Tema 181 - Farrapo Humano
BIOGRAFIA
DEIXA PRA LÁ
Sharon Ratis

Disse, no hospital onde ele deu entrada praticamente morto, que fora um acidente. Para quem não o conhece, podia mesmo ter sido. Mas eu e ele sabemos muito bem que não se mistura álcool a cinqüenta drágeas do que quer que seja. Conversamos sobre isso na semana passada. Ele me dizia com seu ar pueril:

- Não se preocupa. As pessoas que morrem de overdose, só morrem porque misturam álcool com outras substâncias. Veja Janis Joplin, por exemplo.

Eu não respondia, mas eu não queria saber de Janis Joplin alguma. Ela morreu quando nós dois tínhamos acabado de nascer, engatinhávamos, usávamos fraldas. Eu queria saber dele. E o que eu via era um homem da mais rara inteligência e sensibilidade se transformando num farrapo humano. Transformando-me num farrapo humano.

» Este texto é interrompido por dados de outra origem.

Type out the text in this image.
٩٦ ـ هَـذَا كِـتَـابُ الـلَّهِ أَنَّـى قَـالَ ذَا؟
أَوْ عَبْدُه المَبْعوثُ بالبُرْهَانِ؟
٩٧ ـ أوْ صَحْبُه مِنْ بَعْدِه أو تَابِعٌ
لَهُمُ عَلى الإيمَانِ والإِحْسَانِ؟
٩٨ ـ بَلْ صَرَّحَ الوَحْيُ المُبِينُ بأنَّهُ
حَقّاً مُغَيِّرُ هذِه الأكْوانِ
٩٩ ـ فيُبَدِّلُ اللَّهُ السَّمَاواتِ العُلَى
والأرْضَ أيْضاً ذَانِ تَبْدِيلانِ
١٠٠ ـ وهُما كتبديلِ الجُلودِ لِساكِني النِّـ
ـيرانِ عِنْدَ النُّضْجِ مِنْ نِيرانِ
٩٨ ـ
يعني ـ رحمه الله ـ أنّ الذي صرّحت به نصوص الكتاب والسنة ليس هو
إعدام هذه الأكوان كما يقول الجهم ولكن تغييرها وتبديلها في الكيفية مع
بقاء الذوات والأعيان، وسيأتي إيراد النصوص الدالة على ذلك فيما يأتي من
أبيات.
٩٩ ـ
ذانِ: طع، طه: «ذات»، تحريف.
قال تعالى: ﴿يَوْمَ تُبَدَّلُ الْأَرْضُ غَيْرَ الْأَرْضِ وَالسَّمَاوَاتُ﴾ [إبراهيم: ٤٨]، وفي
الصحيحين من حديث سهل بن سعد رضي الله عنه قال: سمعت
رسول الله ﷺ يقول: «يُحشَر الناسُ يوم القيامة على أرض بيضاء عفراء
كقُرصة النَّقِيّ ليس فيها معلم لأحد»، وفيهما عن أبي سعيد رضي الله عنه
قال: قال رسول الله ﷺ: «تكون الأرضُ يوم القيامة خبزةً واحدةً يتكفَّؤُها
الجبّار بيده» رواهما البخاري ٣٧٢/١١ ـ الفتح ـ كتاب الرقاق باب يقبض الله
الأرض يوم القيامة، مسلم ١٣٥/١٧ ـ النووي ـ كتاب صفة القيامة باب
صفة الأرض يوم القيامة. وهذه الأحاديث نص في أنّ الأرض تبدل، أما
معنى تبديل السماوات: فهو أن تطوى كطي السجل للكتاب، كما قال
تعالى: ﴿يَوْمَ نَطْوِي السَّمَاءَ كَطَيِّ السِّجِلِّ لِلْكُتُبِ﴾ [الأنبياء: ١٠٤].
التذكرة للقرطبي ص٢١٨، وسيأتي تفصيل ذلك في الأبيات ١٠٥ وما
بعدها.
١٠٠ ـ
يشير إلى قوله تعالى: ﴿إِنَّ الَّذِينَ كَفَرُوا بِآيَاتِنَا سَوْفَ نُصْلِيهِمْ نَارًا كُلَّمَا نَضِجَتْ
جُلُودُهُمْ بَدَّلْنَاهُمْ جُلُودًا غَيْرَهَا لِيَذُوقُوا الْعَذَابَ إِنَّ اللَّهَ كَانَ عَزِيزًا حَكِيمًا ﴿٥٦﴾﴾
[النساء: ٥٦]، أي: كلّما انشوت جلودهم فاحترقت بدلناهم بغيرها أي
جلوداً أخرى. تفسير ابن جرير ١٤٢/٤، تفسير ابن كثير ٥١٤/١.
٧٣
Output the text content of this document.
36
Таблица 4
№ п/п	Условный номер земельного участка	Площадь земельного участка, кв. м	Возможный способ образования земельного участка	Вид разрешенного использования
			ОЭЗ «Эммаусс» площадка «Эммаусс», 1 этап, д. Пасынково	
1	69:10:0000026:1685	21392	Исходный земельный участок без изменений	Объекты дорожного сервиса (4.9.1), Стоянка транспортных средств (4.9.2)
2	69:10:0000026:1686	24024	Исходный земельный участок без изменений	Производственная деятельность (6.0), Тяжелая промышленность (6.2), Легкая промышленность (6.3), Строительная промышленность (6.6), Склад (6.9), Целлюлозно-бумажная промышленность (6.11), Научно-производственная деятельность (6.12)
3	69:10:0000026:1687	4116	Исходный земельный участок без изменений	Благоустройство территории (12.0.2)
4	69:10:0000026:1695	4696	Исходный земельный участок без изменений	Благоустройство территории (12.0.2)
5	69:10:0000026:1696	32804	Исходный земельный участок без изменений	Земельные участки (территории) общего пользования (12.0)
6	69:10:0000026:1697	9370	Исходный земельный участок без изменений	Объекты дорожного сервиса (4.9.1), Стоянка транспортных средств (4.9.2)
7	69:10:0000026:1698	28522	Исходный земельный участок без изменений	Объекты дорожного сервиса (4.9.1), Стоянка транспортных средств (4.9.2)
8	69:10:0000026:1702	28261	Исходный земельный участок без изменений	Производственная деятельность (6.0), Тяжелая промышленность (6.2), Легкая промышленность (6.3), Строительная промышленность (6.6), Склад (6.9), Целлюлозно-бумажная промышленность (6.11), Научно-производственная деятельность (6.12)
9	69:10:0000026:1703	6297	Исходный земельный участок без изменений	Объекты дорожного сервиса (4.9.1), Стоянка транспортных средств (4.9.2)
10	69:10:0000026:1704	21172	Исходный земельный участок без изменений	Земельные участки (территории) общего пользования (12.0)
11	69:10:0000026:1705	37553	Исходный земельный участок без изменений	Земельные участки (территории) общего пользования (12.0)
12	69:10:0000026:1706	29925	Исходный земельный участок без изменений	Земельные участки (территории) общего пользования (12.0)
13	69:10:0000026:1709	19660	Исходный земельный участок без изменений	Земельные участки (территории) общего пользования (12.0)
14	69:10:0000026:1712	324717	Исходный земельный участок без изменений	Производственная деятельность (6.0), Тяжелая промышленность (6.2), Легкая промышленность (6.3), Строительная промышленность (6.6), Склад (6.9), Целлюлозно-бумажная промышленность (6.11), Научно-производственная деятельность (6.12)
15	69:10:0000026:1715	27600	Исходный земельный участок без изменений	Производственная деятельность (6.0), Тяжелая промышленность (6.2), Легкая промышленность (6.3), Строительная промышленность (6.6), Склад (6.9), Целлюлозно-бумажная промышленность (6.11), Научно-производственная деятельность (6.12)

Nos últimos dias, ele andava pelo quarto, de um lado para o outro. Estava sempre tão aflito, tão agitado. Dizia que não suportava mais tantas dores. Que se ele usava alguma substância ilícita, era só para aliviar seu estômago. Lenços de papel amassados, espalhados por todos os lados. Tropeçava nas garrafas vazias. O cabelo louro em total desalinho, sujo, cobrindo seu rosto. Mas você prometeu que não ia beber!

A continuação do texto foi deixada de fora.